Signed-off-by: Alek Ratzloff <alekratz@gmail.com>
---
 plugins/markov.py | 33 +++++++++++++++++++++++----------
 1 file changed, 23 insertions(+), 10 deletions(-)

diff --git a/plugins/markov.py b/plugins/markov.py
index 24cb328..3bde931 100644
--- a/plugins/markov.py
+++ b/plugins/markov.py
@@ -264,17 +264,30 @@ class Markov(Plugin):
 
     async def save(self, retain_after: float | None = None):
         async with self.__saving:
+            from concurrent.futures import ProcessPoolExecutor
+
             log.info("Saving markov chains")
-            for chains in self.__chains.values():
-                for chain in chains.values():
-                    chain.save()
-                    # Prune
-                    retain = True
-                    if retain_after is not None:
-                        retain = chain.last_access > retain_after
-                    if not retain:
-                        log.debug("Pruning markov chain %s from memory", chain.path)
-                        chain.clear_cache()
+            coros = []
+            loop = asyncio.get_running_loop()
+            # ProcessPoolExecutor is an explicit decision I've made to use,
+            # because it allows us to save in a different process, with
+            # different memory, and simultaneously clear it if it needs to be
+            # cleared.
+            with ProcessPoolExecutor() as pool:
+                for chains in self.__chains.values():
+                    for chain in chains.values():
+                        # Start the save in a new process, in a new task.

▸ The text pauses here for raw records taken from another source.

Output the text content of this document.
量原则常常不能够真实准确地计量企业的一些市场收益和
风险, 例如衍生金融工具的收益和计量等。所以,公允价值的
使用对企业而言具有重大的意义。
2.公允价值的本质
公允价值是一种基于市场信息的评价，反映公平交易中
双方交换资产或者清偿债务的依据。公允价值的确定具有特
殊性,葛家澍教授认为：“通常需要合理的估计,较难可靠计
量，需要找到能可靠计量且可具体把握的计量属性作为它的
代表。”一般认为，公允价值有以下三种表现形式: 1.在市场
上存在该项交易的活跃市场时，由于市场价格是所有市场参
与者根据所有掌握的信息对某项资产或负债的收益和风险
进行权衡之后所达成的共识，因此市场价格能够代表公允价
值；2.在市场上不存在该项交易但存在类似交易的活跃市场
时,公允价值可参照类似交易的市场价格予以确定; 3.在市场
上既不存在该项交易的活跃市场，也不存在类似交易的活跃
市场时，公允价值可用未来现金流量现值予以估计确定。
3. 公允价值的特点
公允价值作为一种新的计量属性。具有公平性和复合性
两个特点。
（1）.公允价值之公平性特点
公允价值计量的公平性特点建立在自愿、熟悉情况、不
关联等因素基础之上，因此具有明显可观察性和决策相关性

+                        coro = loop.run_in_executor(pool, chain.save)
+                        coros += [coro]
+                        # Prune
+                        retain = True
+                        if retain_after is not None:
+                            retain = chain.last_access > retain_after
+                        if not retain:
+                            log.info("Pruning markov chain %s from memory", chain.path)
+                            chain.clear_cache()
+                if coros:
+                    await asyncio.gather(*coros)
             log.info("Done")
 
     async def on_unload(self, conn: IrcProtocol):